XKeyscore is an NSA tool that collects ‘nearly everything a user does on the internet’ and is the ‘widest-reaching’ of all programs that record online activity, according to The Guardian. Analysts using the system can even intercept ongoing real-time data from a person’s internet use. Snowden controversially described the program’s capabilities in a video interview released in June: “I, sitting at my desk, could wiretap anyone, from you or your accountant, to a federal judge or even the president, if I had a personal email.”

Top-secret training materials detail the extent of XKeyscore.
Credit: The Guardian
Government officials aggressively denied that claim. “He’s lying. It’s impossible for him to do what he was saying he could do,” Rep.
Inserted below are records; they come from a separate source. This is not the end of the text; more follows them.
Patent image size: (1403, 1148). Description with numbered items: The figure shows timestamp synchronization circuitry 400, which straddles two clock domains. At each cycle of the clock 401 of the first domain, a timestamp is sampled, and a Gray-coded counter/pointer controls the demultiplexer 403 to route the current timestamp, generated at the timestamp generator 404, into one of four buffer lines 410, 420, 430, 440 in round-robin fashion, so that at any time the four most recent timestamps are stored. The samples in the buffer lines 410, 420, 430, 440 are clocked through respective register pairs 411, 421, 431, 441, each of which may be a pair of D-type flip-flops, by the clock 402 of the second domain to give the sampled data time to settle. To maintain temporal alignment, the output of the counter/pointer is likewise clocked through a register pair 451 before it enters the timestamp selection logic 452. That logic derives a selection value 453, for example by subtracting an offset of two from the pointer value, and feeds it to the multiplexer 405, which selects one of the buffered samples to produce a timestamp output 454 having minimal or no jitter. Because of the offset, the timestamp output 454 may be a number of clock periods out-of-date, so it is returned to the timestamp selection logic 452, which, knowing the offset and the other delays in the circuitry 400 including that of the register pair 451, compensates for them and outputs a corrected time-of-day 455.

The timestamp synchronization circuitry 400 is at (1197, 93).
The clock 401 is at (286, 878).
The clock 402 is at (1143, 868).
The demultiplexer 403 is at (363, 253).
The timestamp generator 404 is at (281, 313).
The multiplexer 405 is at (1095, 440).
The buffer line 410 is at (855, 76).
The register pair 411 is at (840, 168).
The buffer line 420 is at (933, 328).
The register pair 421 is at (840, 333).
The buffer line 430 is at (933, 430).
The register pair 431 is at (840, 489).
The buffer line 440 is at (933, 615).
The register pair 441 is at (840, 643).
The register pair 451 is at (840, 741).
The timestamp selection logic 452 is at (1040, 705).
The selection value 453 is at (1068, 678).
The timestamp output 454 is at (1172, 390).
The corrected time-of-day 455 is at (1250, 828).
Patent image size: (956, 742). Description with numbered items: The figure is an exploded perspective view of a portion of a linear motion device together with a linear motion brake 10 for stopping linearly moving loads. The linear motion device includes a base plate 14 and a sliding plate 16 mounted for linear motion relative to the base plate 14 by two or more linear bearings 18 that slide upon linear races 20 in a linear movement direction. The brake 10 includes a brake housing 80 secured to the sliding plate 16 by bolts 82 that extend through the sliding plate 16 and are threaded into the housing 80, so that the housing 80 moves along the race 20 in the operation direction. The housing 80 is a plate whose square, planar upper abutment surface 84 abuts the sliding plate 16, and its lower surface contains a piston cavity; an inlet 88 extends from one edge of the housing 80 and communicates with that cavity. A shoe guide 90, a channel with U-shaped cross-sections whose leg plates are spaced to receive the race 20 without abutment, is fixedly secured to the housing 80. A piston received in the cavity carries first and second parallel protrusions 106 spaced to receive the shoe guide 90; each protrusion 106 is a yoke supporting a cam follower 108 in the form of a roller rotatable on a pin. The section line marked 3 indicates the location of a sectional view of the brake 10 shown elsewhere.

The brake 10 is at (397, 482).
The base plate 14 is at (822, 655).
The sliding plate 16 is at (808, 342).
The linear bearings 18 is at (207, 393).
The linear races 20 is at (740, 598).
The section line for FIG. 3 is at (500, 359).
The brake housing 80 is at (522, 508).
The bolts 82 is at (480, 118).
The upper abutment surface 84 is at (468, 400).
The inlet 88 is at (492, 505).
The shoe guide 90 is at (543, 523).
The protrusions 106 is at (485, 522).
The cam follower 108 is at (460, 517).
Mike Rogers (R- MI), the Republican chairman of the House Intelligence Committee, said of Snowden.
Requests for information mined from huge agency databases are granted after filling out a simple form, requiring only a ‘broad justification.’ A court’s approval is not needed; such requests do not even require the approval of any other NSA personnel.
Meanwhile, the documents released by the government include a Foreign Intelligence Surveillance Court ruling that required a Verizon subsidiary to turn over all of its customer’s phone records from the previous three months. The secondary order claimed that the government could easily access logs when an executive branch official decides that a case includes “facts giving rise to a reasonable, articulable suspicion” of a number’s association with terrorism.
The document release also examined the provision of the Patriot Act that allowed the court to make such a ruling, which was up for reauthorization in 2011.
The controversial court order obtaining Verizon phone records was apparently rooted in a surveillance law that allows the FBI to access any records that are ‘relevant’ to an investigation. The question, then, is how the FISA court stretched that term to justify collecting records of all calls. Officials maintain that a subset of these calls will later prove relevant after analysis determines who has ties to suspected terrorists.